Une transition en douceur vers l’âge adulte
Interrogé sur la fin de son placement, Boris Martin reconnaît avoir bénéficié d’un cadre qui lui a permis de prolonger cette stabilité. « Ça s’est presque passé comme dans une famille normale, par hasard de la chronologie », explique-t-il. Son environnement stable lui a permis de poursuivre des études, ce qui a allongé le soutien financier jusqu’à ses 21 ans. Il était boursier universitaire et a pu construire son avenir sereinement.
Son père est décédé alors qu’il avait 20 ans. Il a alors pris en charge les démarches administratives de la retraite de sa mère. Il a commencé à subvenir aux besoins de sa mère, qui avait une petite pension. Lorsqu’elle est décédée vingt ans plus tard, Boris Martin vivait à Paris, mais il faisait de fréquents allers-retours pour être à ses côtés jusqu’au bout. « J’ai été assez chanceux », confie-t-il avec pudeur.
Un hommage aux travailleurs sociaux et aux familles d’accueil
Dans son témoignage, Boris Martin met en lumière le rôle crucial des éducateurs spécialisés et des familles d’accueil. Il rend hommage à Madeleine, son éducatrice de l’ABPE, qui a été un repère important dans son parcours. « Elle m’a toujours rassuré. Elle était là pour moi, pour m’assurer que tout allait bien. »
Des professionnels présents ont souligné la difficulté à recruter de nouvelles familles d’accueil et à pérenniser ce métier. Sylvain Vacheresse, directeur général d’EHCO, rappelle : « Nous avons de plus en plus de mal à recruter des assistants familiaux. Leur rémunération a été revalorisée, mais les difficultés persistent ».

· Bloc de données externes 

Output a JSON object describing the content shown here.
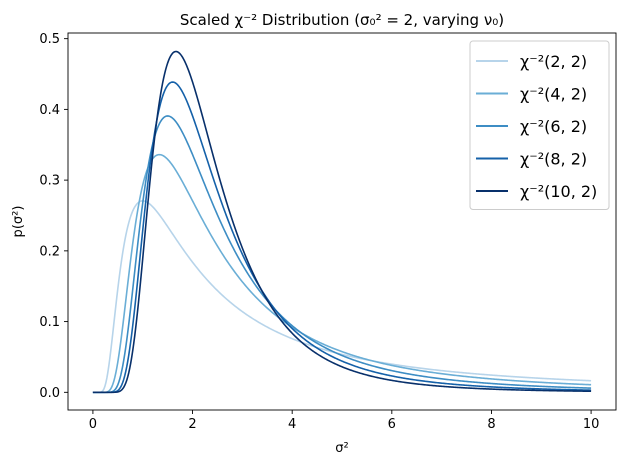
{
  "chart_data": {
    "type": "line",
    "title": "Scaled χ⁻² Distribution (σ₀² = 2, varying ν₀)",
    "xlabel": "σ²",
    "ylabel": "p(σ²)",
    "xlim": [
      -0.5,
      10.5
    ],
    "ylim": [
      -0.025,
      0.508
    ],
    "xticks": [
      0,
      2,
      4,
      6,
      8,
      10
    ],
    "xtick_labels": [
      "0",
      "2",
      "4",
      "6",
      "8",
      "10"
    ],
    "yticks": [
      0.0,
      0.1,
      0.2,
      0.3,
      0.4,
      0.5
    ],
    "ytick_labels": [
      "0.0",
      "0.1",
      "0.2",
      "0.3",
      "0.4",
      "0.5"
    ],
    "grid": false,
    "legend_position": "top-right",
    "series": [
      {
        "name": "χ⁻²(2, 2)",
        "nu": 2,
        "s2": 2,
        "color": "#b7d4ea"
      },
      {
        "name": "χ⁻²(4, 2)",
        "nu": 4,
        "s2": 2,
        "color": "#6aaed6"
      },
      {
        "name": "χ⁻²(6, 2)",
        "nu": 6,
        "s2": 2,
        "color": "#3d8dc4"
      },
      {
        "name": "χ⁻²(8, 2)",
        "nu": 8,
        "s2": 2,
        "color": "#1561a9"
      },
      {
        "name": "χ⁻²(10, 2)",
        "nu": 10,
        "s2": 2,
        "color": "#08306b"
      }
    ]
  }
}
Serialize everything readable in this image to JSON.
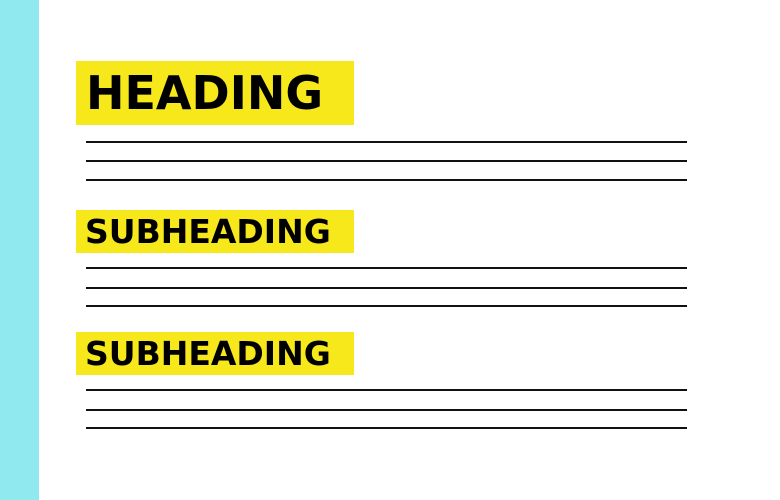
{
  "colors": {
    "sidebar": "#8fe9ee",
    "highlight": "#f7e81c",
    "text": "#000000",
    "rule": "#111111"
  },
  "heading": {
    "text": "HEADING"
  },
  "sections": [
    {
      "subheading": "SUBHEADING"
    },
    {
      "subheading": "SUBHEADING"
    }
  ]
}
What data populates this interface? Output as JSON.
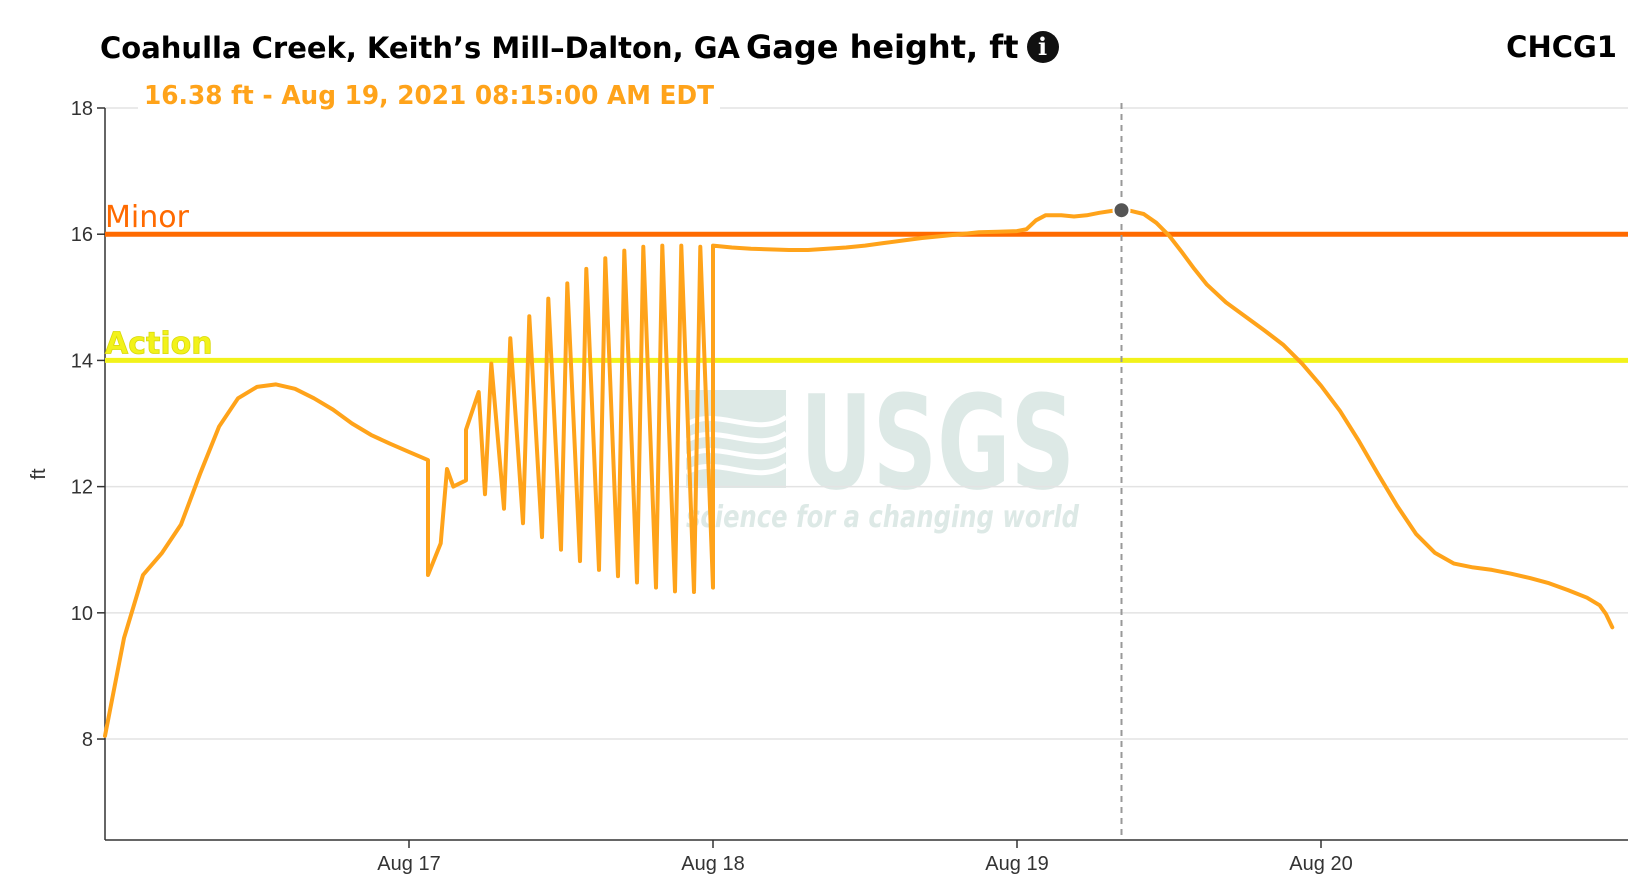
{
  "header": {
    "site_name": "Coahulla Creek, Keith’s Mill–Dalton, GA",
    "parameter": "Gage height, ft",
    "station_id": "CHCG1",
    "info_icon": "info-icon"
  },
  "tooltip": {
    "text": "16.38 ft - Aug 19, 2021 08:15:00 AM EDT",
    "color": "#ffa31a"
  },
  "watermark": {
    "logo": "USGS",
    "tagline": "science for a changing world",
    "color": "#dde9e6"
  },
  "chart_data": {
    "type": "line",
    "ylabel": "ft",
    "ylim": [
      6.4,
      18
    ],
    "yticks": [
      8,
      10,
      12,
      14,
      16,
      18
    ],
    "x_unit": "days",
    "xlim": [
      "Aug 16 00:00",
      "Aug 20 23:00"
    ],
    "xticks": [
      {
        "label": "Aug 17",
        "day": 1
      },
      {
        "label": "Aug 18",
        "day": 2
      },
      {
        "label": "Aug 19",
        "day": 3
      },
      {
        "label": "Aug 20",
        "day": 4
      }
    ],
    "grid": true,
    "thresholds": [
      {
        "name": "Minor",
        "value": 16,
        "color": "#ff6a00"
      },
      {
        "name": "Action",
        "value": 14,
        "color": "#f2f21a"
      }
    ],
    "hover": {
      "x": "Aug 19 08:15",
      "y": 16.38
    },
    "series": [
      {
        "color": "#ffa31a",
        "points": [
          [
            "Aug 16 00:00",
            8.05
          ],
          [
            "Aug 16 01:30",
            9.6
          ],
          [
            "Aug 16 03:00",
            10.6
          ],
          [
            "Aug 16 04:30",
            10.95
          ],
          [
            "Aug 16 06:00",
            11.4
          ],
          [
            "Aug 16 07:30",
            12.2
          ],
          [
            "Aug 16 09:00",
            12.95
          ],
          [
            "Aug 16 10:30",
            13.4
          ],
          [
            "Aug 16 12:00",
            13.58
          ],
          [
            "Aug 16 13:30",
            13.62
          ],
          [
            "Aug 16 15:00",
            13.55
          ],
          [
            "Aug 16 16:30",
            13.4
          ],
          [
            "Aug 16 18:00",
            13.22
          ],
          [
            "Aug 16 19:30",
            13.0
          ],
          [
            "Aug 16 21:00",
            12.82
          ],
          [
            "Aug 16 22:30",
            12.68
          ],
          [
            "Aug 17 00:00",
            12.55
          ],
          [
            "Aug 17 01:30",
            12.42
          ],
          [
            "Aug 17 03:00",
            12.28
          ],
          [
            "Aug 17 04:30",
            12.1
          ],
          [
            "Aug 17 06:00",
            11.88
          ],
          [
            "Aug 17 07:30",
            11.65
          ],
          [
            "Aug 17 09:00",
            11.42
          ],
          [
            "Aug 17 10:30",
            11.2
          ],
          [
            "Aug 17 12:00",
            11.0
          ],
          [
            "Aug 17 13:30",
            10.82
          ],
          [
            "Aug 17 15:00",
            10.68
          ],
          [
            "Aug 17 16:30",
            10.58
          ],
          [
            "Aug 17 18:00",
            10.48
          ],
          [
            "Aug 17 19:30",
            10.4
          ],
          [
            "Aug 17 21:00",
            10.34
          ],
          [
            "Aug 17 22:30",
            10.33
          ],
          [
            "Aug 18 00:00",
            10.4
          ],
          [
            "Aug 17 01:30",
            10.6
          ],
          [
            "Aug 17 02:30",
            11.1
          ],
          [
            "Aug 17 03:30",
            12.0
          ],
          [
            "Aug 17 04:30",
            12.9
          ],
          [
            "Aug 17 05:30",
            13.5
          ],
          [
            "Aug 17 06:30",
            13.95
          ],
          [
            "Aug 17 08:00",
            14.35
          ],
          [
            "Aug 17 09:30",
            14.7
          ],
          [
            "Aug 17 11:00",
            14.98
          ],
          [
            "Aug 17 12:30",
            15.22
          ],
          [
            "Aug 17 14:00",
            15.45
          ],
          [
            "Aug 17 15:30",
            15.62
          ],
          [
            "Aug 17 17:00",
            15.74
          ],
          [
            "Aug 17 18:30",
            15.8
          ],
          [
            "Aug 17 20:00",
            15.82
          ],
          [
            "Aug 17 21:30",
            15.82
          ],
          [
            "Aug 17 23:00",
            15.8
          ],
          [
            "Aug 18 00:00",
            15.82
          ],
          [
            "Aug 18 01:30",
            15.79
          ],
          [
            "Aug 18 03:00",
            15.77
          ],
          [
            "Aug 18 04:30",
            15.76
          ],
          [
            "Aug 18 06:00",
            15.75
          ],
          [
            "Aug 18 07:30",
            15.75
          ],
          [
            "Aug 18 09:00",
            15.77
          ],
          [
            "Aug 18 10:30",
            15.79
          ],
          [
            "Aug 18 12:00",
            15.82
          ],
          [
            "Aug 18 13:30",
            15.86
          ],
          [
            "Aug 18 15:00",
            15.9
          ],
          [
            "Aug 18 16:30",
            15.94
          ],
          [
            "Aug 18 18:00",
            15.97
          ],
          [
            "Aug 18 19:30",
            16.0
          ],
          [
            "Aug 18 21:00",
            16.03
          ],
          [
            "Aug 18 22:30",
            16.04
          ],
          [
            "Aug 19 00:00",
            16.05
          ],
          [
            "Aug 19 00:45",
            16.08
          ],
          [
            "Aug 19 01:30",
            16.22
          ],
          [
            "Aug 19 02:15",
            16.3
          ],
          [
            "Aug 19 03:30",
            16.3
          ],
          [
            "Aug 19 04:30",
            16.28
          ],
          [
            "Aug 19 05:30",
            16.3
          ],
          [
            "Aug 19 06:30",
            16.34
          ],
          [
            "Aug 19 07:30",
            16.37
          ],
          [
            "Aug 19 08:15",
            16.38
          ],
          [
            "Aug 19 09:00",
            16.37
          ],
          [
            "Aug 19 10:00",
            16.32
          ],
          [
            "Aug 19 11:00",
            16.18
          ],
          [
            "Aug 19 12:00",
            15.98
          ],
          [
            "Aug 19 13:00",
            15.72
          ],
          [
            "Aug 19 14:00",
            15.45
          ],
          [
            "Aug 19 15:00",
            15.2
          ],
          [
            "Aug 19 16:30",
            14.92
          ],
          [
            "Aug 19 18:00",
            14.7
          ],
          [
            "Aug 19 19:30",
            14.48
          ],
          [
            "Aug 19 21:00",
            14.25
          ],
          [
            "Aug 19 22:30",
            13.95
          ],
          [
            "Aug 20 00:00",
            13.6
          ],
          [
            "Aug 20 01:30",
            13.2
          ],
          [
            "Aug 20 03:00",
            12.72
          ],
          [
            "Aug 20 04:30",
            12.2
          ],
          [
            "Aug 20 06:00",
            11.7
          ],
          [
            "Aug 20 07:30",
            11.25
          ],
          [
            "Aug 20 09:00",
            10.95
          ],
          [
            "Aug 20 10:30",
            10.78
          ],
          [
            "Aug 20 12:00",
            10.72
          ],
          [
            "Aug 20 13:30",
            10.68
          ],
          [
            "Aug 20 15:00",
            10.62
          ],
          [
            "Aug 20 16:30",
            10.55
          ],
          [
            "Aug 20 18:00",
            10.47
          ],
          [
            "Aug 20 19:30",
            10.36
          ],
          [
            "Aug 20 21:00",
            10.24
          ],
          [
            "Aug 20 22:00",
            10.12
          ],
          [
            "Aug 20 22:30",
            9.98
          ],
          [
            "Aug 20 23:00",
            9.77
          ]
        ]
      }
    ]
  }
}
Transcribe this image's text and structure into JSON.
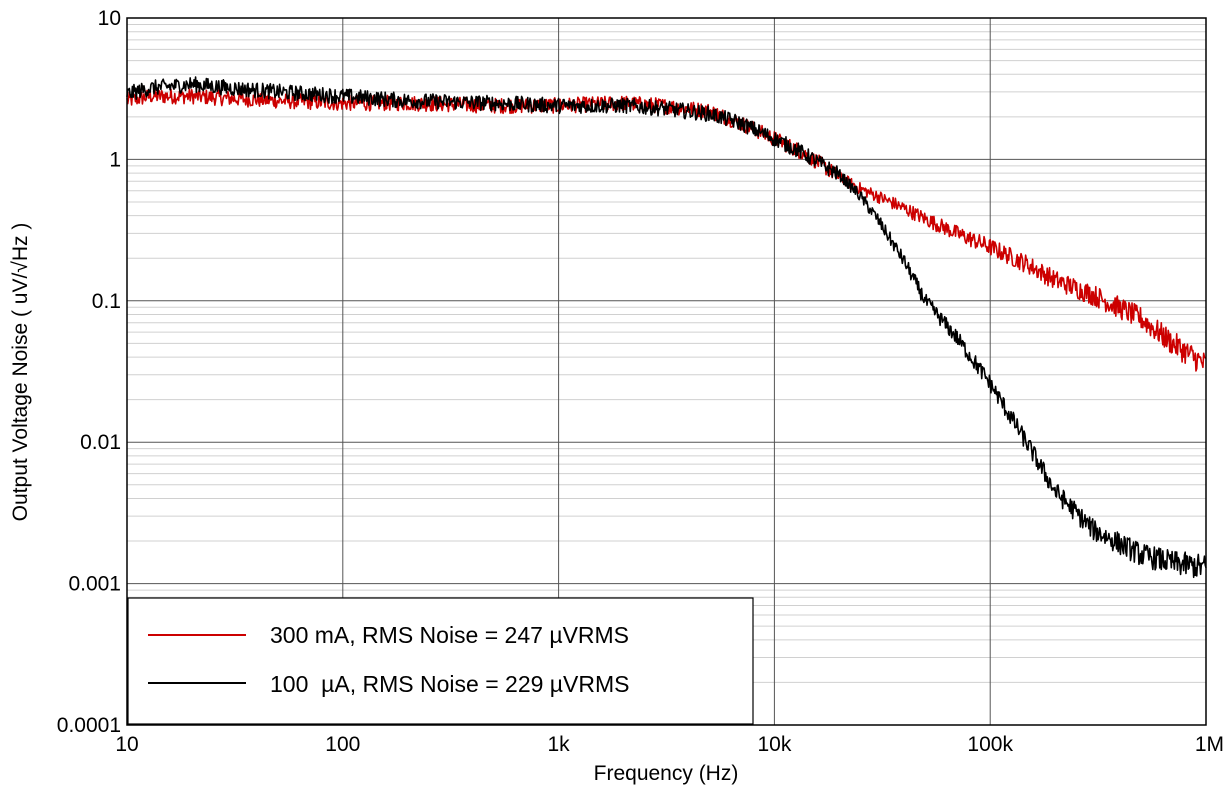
{
  "chart_data": {
    "type": "line",
    "title": "",
    "xlabel": "Frequency (Hz)",
    "ylabel": "Output Voltage Noise ( uV/√Hz )",
    "xscale": "log",
    "yscale": "log",
    "xlim": [
      10,
      1000000
    ],
    "ylim": [
      0.0001,
      10
    ],
    "grid": true,
    "x_ticks": [
      {
        "value": 10,
        "label": "10"
      },
      {
        "value": 100,
        "label": "100"
      },
      {
        "value": 1000,
        "label": "1k"
      },
      {
        "value": 10000,
        "label": "10k"
      },
      {
        "value": 100000,
        "label": "100k"
      },
      {
        "value": 1000000,
        "label": "1M"
      }
    ],
    "y_ticks": [
      {
        "value": 10,
        "label": "10"
      },
      {
        "value": 1,
        "label": "1"
      },
      {
        "value": 0.1,
        "label": "0.1"
      },
      {
        "value": 0.01,
        "label": "0.01"
      },
      {
        "value": 0.001,
        "label": "0.001"
      },
      {
        "value": 0.0001,
        "label": "0.0001"
      }
    ],
    "legend_position": "bottom-left",
    "series": [
      {
        "name": "300 mA, RMS Noise = 247 µVRMS",
        "color": "#cc0000",
        "x": [
          10,
          13,
          20,
          30,
          50,
          100,
          200,
          500,
          1000,
          2000,
          3000,
          5000,
          7000,
          10000,
          13000,
          16000,
          20000,
          25000,
          30000,
          40000,
          50000,
          70000,
          100000,
          150000,
          200000,
          300000,
          500000,
          700000,
          1000000
        ],
        "y": [
          2.6,
          2.8,
          2.8,
          2.7,
          2.6,
          2.5,
          2.5,
          2.4,
          2.4,
          2.5,
          2.4,
          2.2,
          1.8,
          1.4,
          1.15,
          0.95,
          0.75,
          0.62,
          0.55,
          0.45,
          0.38,
          0.3,
          0.24,
          0.18,
          0.14,
          0.11,
          0.075,
          0.05,
          0.035
        ]
      },
      {
        "name": "100  µA, RMS Noise = 229 µVRMS",
        "color": "#000000",
        "x": [
          10,
          13,
          20,
          30,
          50,
          100,
          200,
          500,
          1000,
          2000,
          3000,
          5000,
          7000,
          10000,
          13000,
          16000,
          20000,
          25000,
          30000,
          40000,
          50000,
          70000,
          100000,
          150000,
          200000,
          300000,
          500000,
          700000,
          1000000
        ],
        "y": [
          2.9,
          3.2,
          3.4,
          3.2,
          3.0,
          2.8,
          2.6,
          2.5,
          2.4,
          2.4,
          2.3,
          2.1,
          1.8,
          1.4,
          1.15,
          0.95,
          0.78,
          0.55,
          0.38,
          0.19,
          0.1,
          0.055,
          0.026,
          0.0095,
          0.0045,
          0.0024,
          0.0016,
          0.0014,
          0.0013
        ]
      }
    ]
  }
}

Emmanuel Coint, Vice-Président en charge des Solidarités, a souligné que cet ouvrage rend un véritable hommage aux professionnels de la protection de l’enfance : familles d’accueil, éducateurs spécialisés… Il met en lumière des enjeux fondamentaux, notamment le sentiment de sécurité de l’enfant et les dilemmes éthiques liés au placement. « Jusqu’où peut-il s’attacher à sa famille d’accueil sans trahir ses parents biologiques ? » s’interroge-t-elle, rappelant que, même dans les meilleures conditions, le placement laisse des stigmates.
Des témoignages poignants et une résonance forte
Dans l’assemblée, le livre a suscité de vives réactions. Certains travailleurs sociaux y voient un écho direct à leur métier.
Un médecin généraliste a témoigné : « Ce livre nous offre des clés de compréhension essentielles. Il pose les bonnes questions sur le placement, le déplacement et le sentiment de sécurité des enfants ».
D’autres soulignent l’absence de misérabilisme ou de pathos dans le récit de Boris Martin. « Il montre une autre réalité de l’enfance placée, sans sombrer dans le drame, mais en mettant en lumière la complexité des émotions et des attachements. »
Un livre bientôt adapté au théâtre et des dédicaces à Beaune
L’auteur a également annoncé qu’une adaptation théâtrale de son ouvrage était en préparation. « Avec un ami comédien, nous travaillons sur un seul-en-scène qui devrait voir le jour d’ici la fin de l’année ou en 2025. »
Une nouvelle manière de faire entendre cette voix rare et précieuse sur l’enfance placée.
Les lecteurs pourront rencontrer Boris Martin le samedi 29 mars, lors d’une séance de dédicace à la librairie Des livres et des hommes, de 15 h à 18 h.
Jeannette Monarchi
Livre « J’étais du bataillon des enfants perdus » publié aux éditions Le Bord de l’Eau (14 €).